La géologie haut-saônoise est le reflet de cette diversité : on passe en moins d’une centaine de kilomètres du socle cristallin des ballons d’Alsace et de Servance à la plaine alluviale de Gray. Si les plateaux calcaires sont essentiellement des formations secondaires (calcaires du Trias et du Jurassique moyen), on trouve par endroit des calcaires primaires (marbre du massif de Chagey) et des formations plus récentes. En quelques millions d’années, l’eau a érodé les calcaires haut-saônois et créé le karst que l’on connaît aujourd’hui, karst dont les porches, avens, dollines, pertes et résurgences sont des signes visibles en surface.

On reconnait trois ensembles karstiques principaux : les plateaux de la Saône au Nord Ouest de la Saône, les plateaux de Vesoul et les Monts de Gy entre Saône et Ognon, et les terrains du Jurassique moyen à l’Est de l’Ognon.

Les cavités haut-saônoises sont le reflet de cette variété : malgré les faibles profondeurs atteintes (la Grotte de Captiot culmine à 93 m de profondeur), la Haute Saône abrite des avens imposants (Gouffre de Rougeterre), de longues rivières souterraines (Réseau du Chaland, Réseau du ruisseau de l’Etang), de nombreuses pertes et résurgences (Gouffre de la Baume de Trésilley, Grotte de la Baume de Scey sur Saône, Source du Planey, Grotte de Solborde) et des siphons qui n’ont pas encore livré tous leurs secrets (Font de Champdamoy, Frais Puits). Ces cavités hébergent de nombreux cavernicoles dont les chauves souris sont les représentants les plus connus.

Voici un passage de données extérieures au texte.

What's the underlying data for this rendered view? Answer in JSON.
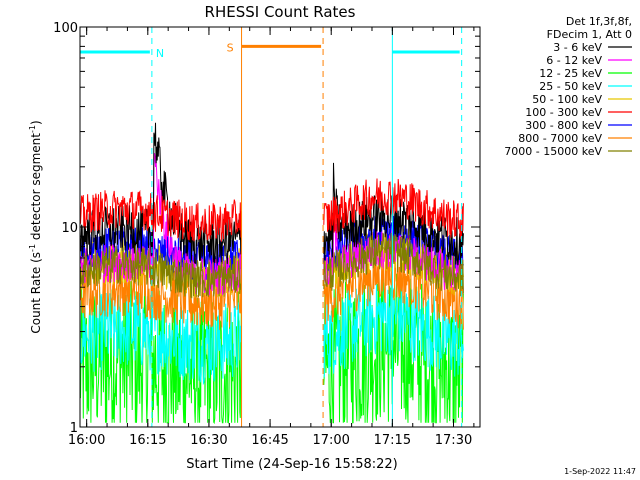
{
  "chart_data": {
    "type": "line",
    "title": "RHESSI Count Rates",
    "xlabel": "Start Time (24-Sep-16 15:58:22)",
    "ylabel_main": "Count Rate (s",
    "ylabel_sup": "-1",
    "ylabel_rest": " detector segment",
    "ylabel_sup2": "-1",
    "ylabel_end": ")",
    "yscale": "log",
    "ylim": [
      1,
      100
    ],
    "xlim": [
      "15:58:22",
      "17:36:30"
    ],
    "x_ticks": [
      "16:00",
      "16:15",
      "16:30",
      "16:45",
      "17:00",
      "17:15",
      "17:30"
    ],
    "y_ticks": [
      "1",
      "10",
      "100"
    ],
    "legend_header": [
      "Det 1f,3f,8f,",
      "FDecim 1, Att 0"
    ],
    "legend_placement": "right",
    "timestamp": "1-Sep-2022 11:47",
    "gap": [
      "16:38:00",
      "16:58:00"
    ],
    "series": [
      {
        "name": "3 - 6 keV",
        "color": "#000000",
        "base": 9.5,
        "noise": 0.12,
        "spike1": 2.4,
        "spike2": 0.9
      },
      {
        "name": "6 - 12 keV",
        "color": "#ff00ff",
        "base": 6.5,
        "noise": 0.1,
        "spike1": 2.6,
        "spike2": 1.0
      },
      {
        "name": "12 - 25 keV",
        "color": "#00ff00",
        "base": 2.1,
        "noise": 0.4,
        "spike1": 0,
        "spike2": 0
      },
      {
        "name": "25 - 50 keV",
        "color": "#00ffff",
        "base": 3.0,
        "noise": 0.2,
        "spike1": 0,
        "spike2": 0
      },
      {
        "name": "50 - 100 keV",
        "color": "#e6c800",
        "base": 6.6,
        "noise": 0.12,
        "spike1": 0,
        "spike2": 0
      },
      {
        "name": "100 - 300 keV",
        "color": "#ff0000",
        "base": 12.0,
        "noise": 0.1,
        "spike1": 0,
        "spike2": 0
      },
      {
        "name": "300 - 800 keV",
        "color": "#0000ff",
        "base": 7.8,
        "noise": 0.1,
        "spike1": 0,
        "spike2": 0
      },
      {
        "name": "800 - 7000 keV",
        "color": "#ff8000",
        "base": 4.8,
        "noise": 0.14,
        "spike1": 0,
        "spike2": 0
      },
      {
        "name": "7000 - 15000 keV",
        "color": "#808000",
        "base": 6.3,
        "noise": 0.1,
        "spike1": 0,
        "spike2": 0
      }
    ],
    "markers": [
      {
        "label": "N",
        "color": "#00ffff",
        "start": "15:58:22",
        "end": "16:16:00",
        "level": 75
      },
      {
        "label": "S",
        "color": "#ff8000",
        "start": "16:38:00",
        "end": "16:58:00",
        "level": 80
      },
      {
        "label": "",
        "color": "#00ffff",
        "start": "17:15:00",
        "end": "17:32:00",
        "level": 75
      }
    ]
  }
}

Elles permettent également, avec un minimum d’entraînement, de découvrir, au sein des clubs du département, le milieu souterrain en toute sécurité.

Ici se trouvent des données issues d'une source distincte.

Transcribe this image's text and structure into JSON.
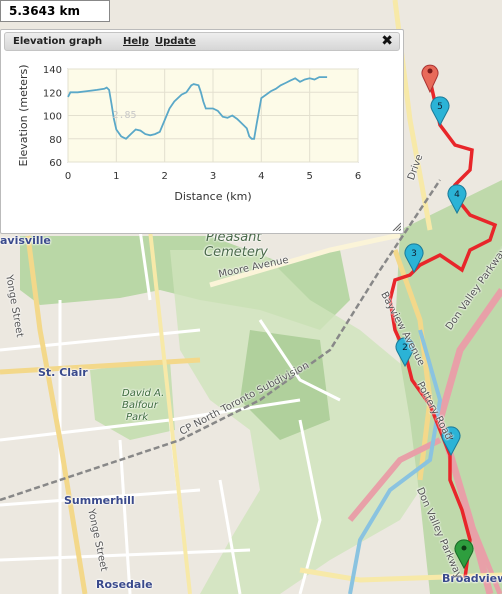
{
  "distance": {
    "value": "5.3643 km"
  },
  "panel": {
    "title": "Elevation graph",
    "help": "Help",
    "update": "Update",
    "close": "✖"
  },
  "chart_data": {
    "type": "line",
    "title": "",
    "xlabel": "Distance (km)",
    "ylabel": "Elevation (meters)",
    "xlim": [
      0,
      6
    ],
    "ylim": [
      60,
      140
    ],
    "xticks": [
      0,
      1,
      2,
      3,
      4,
      5,
      6
    ],
    "yticks": [
      60,
      80,
      100,
      120,
      140
    ],
    "grid": true,
    "hover_label": "2.85",
    "series": [
      {
        "x": [
          0,
          0.05,
          0.2,
          0.4,
          0.6,
          0.75,
          0.8,
          0.85,
          0.9,
          0.95,
          1.0,
          1.1,
          1.2,
          1.3,
          1.4,
          1.5,
          1.6,
          1.7,
          1.8,
          1.9,
          2.0,
          2.1,
          2.2,
          2.35,
          2.45,
          2.55,
          2.6,
          2.7,
          2.75,
          2.8,
          2.85,
          3.0,
          3.1,
          3.2,
          3.3,
          3.4,
          3.5,
          3.6,
          3.7,
          3.75,
          3.8,
          3.85,
          3.9,
          4.0,
          4.1,
          4.2,
          4.3,
          4.4,
          4.5,
          4.6,
          4.7,
          4.8,
          4.9,
          5.0,
          5.1,
          5.2,
          5.3,
          5.36
        ],
        "y": [
          116,
          120,
          120,
          121,
          122,
          123,
          124,
          122,
          110,
          97,
          88,
          82,
          80,
          84,
          88,
          87,
          84,
          83,
          84,
          86,
          96,
          106,
          112,
          118,
          120,
          126,
          127,
          126,
          120,
          112,
          106,
          106,
          104,
          99,
          98,
          100,
          97,
          93,
          89,
          82,
          80,
          80,
          92,
          115,
          118,
          121,
          123,
          126,
          128,
          130,
          132,
          129,
          131,
          132,
          131,
          133,
          133,
          133
        ]
      }
    ]
  },
  "labels": {
    "davisville": "avisville",
    "yonge_street_top": "Yonge Street",
    "yonge_street_bottom": "Yonge Street",
    "st_clair": "St. Clair",
    "summerhill": "Summerhill",
    "rosedale": "Rosedale",
    "broadview": "Broadview",
    "pleasant_cemetery_1": "Pleasant",
    "pleasant_cemetery_2": "Cemetery",
    "moore_avenue": "Moore Avenue",
    "balfour_1": "David A.",
    "balfour_2": "Balfour",
    "balfour_3": "Park",
    "cp_north": "CP North Toronto Subdivision",
    "bayview": "Bayview Avenue",
    "don_valley_1": "Don Valley Parkway",
    "don_valley_2": "Don Valley Parkway",
    "pottery_road": "Pottery Road",
    "drive": "Drive"
  },
  "markers": [
    {
      "label": "5",
      "color": "#2bb3d6"
    },
    {
      "label": "4",
      "color": "#2bb3d6"
    },
    {
      "label": "3",
      "color": "#2bb3d6"
    },
    {
      "label": "2",
      "color": "#2bb3d6"
    },
    {
      "label": "1",
      "color": "#2bb3d6"
    }
  ],
  "colors": {
    "route": "#e8262a",
    "start_marker": "#2e9e3e",
    "end_marker": "#e86a5a",
    "chart_line": "#5aa8c8",
    "chart_bg": "#fdfbe8"
  }
}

Il faut également noter l’existence de nombreuses mines (charbon, fer, gypse…) à l’Est du département qui, bien qu’aucun groupe spéléo ne s’y intéresse spécifiquement, abritent d’importantes richesses minéralogiques.

 

Les découvertes spéléologiques en Haute-Saône

Les premières incursions souterraines en Haute-Saône ont commencé vers le début du 19e siècle.

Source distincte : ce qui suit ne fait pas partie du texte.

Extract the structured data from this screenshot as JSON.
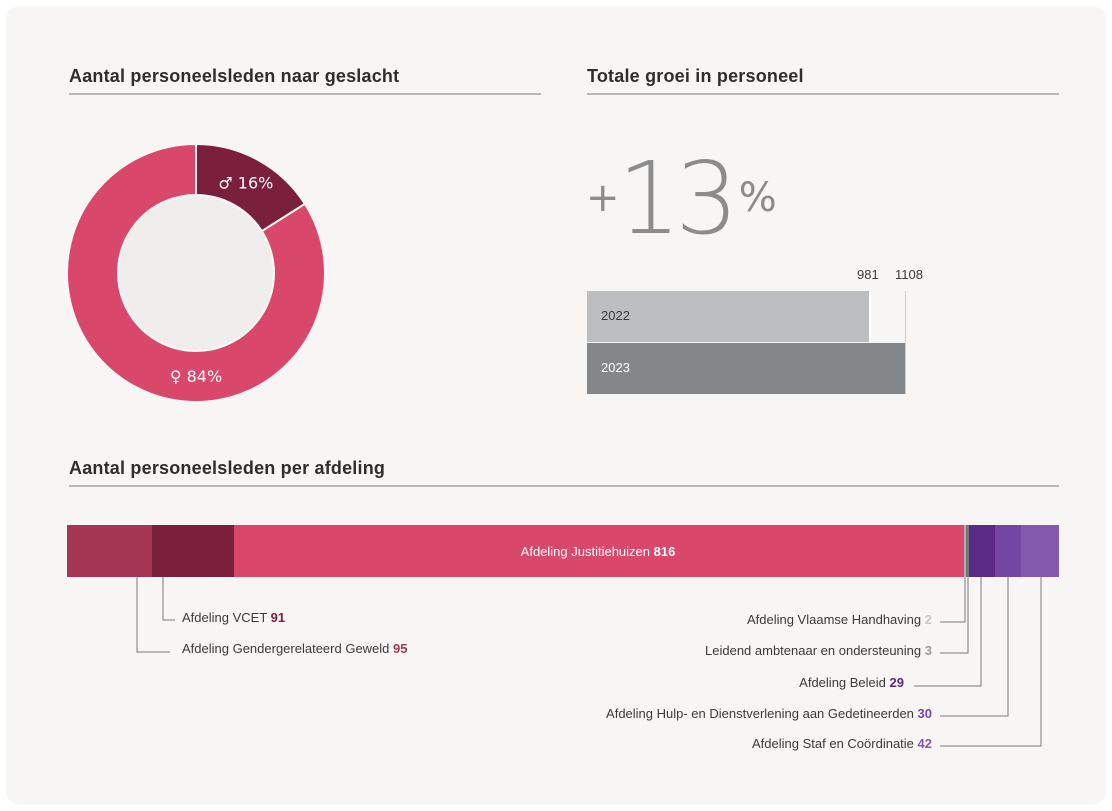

En 1827, le géologue E. THIRRIA pénètre sous les porches les plus réputés du département et signale la présence d’importants gisements paléontologiques et préhistoriques, et publie, en 1833, les statistiques de la Haute Saône. A la suite de ces découvertes, de fructueuses campagnes de fouilles seront organisées dans de nombreuses grottes du département. Plus tard, le Professeur Eugène Fournier, précurseur de la spéléologie moderne en Franche-Comté, étudiera l’hydrologie et la karstologie de la Haute-Saône.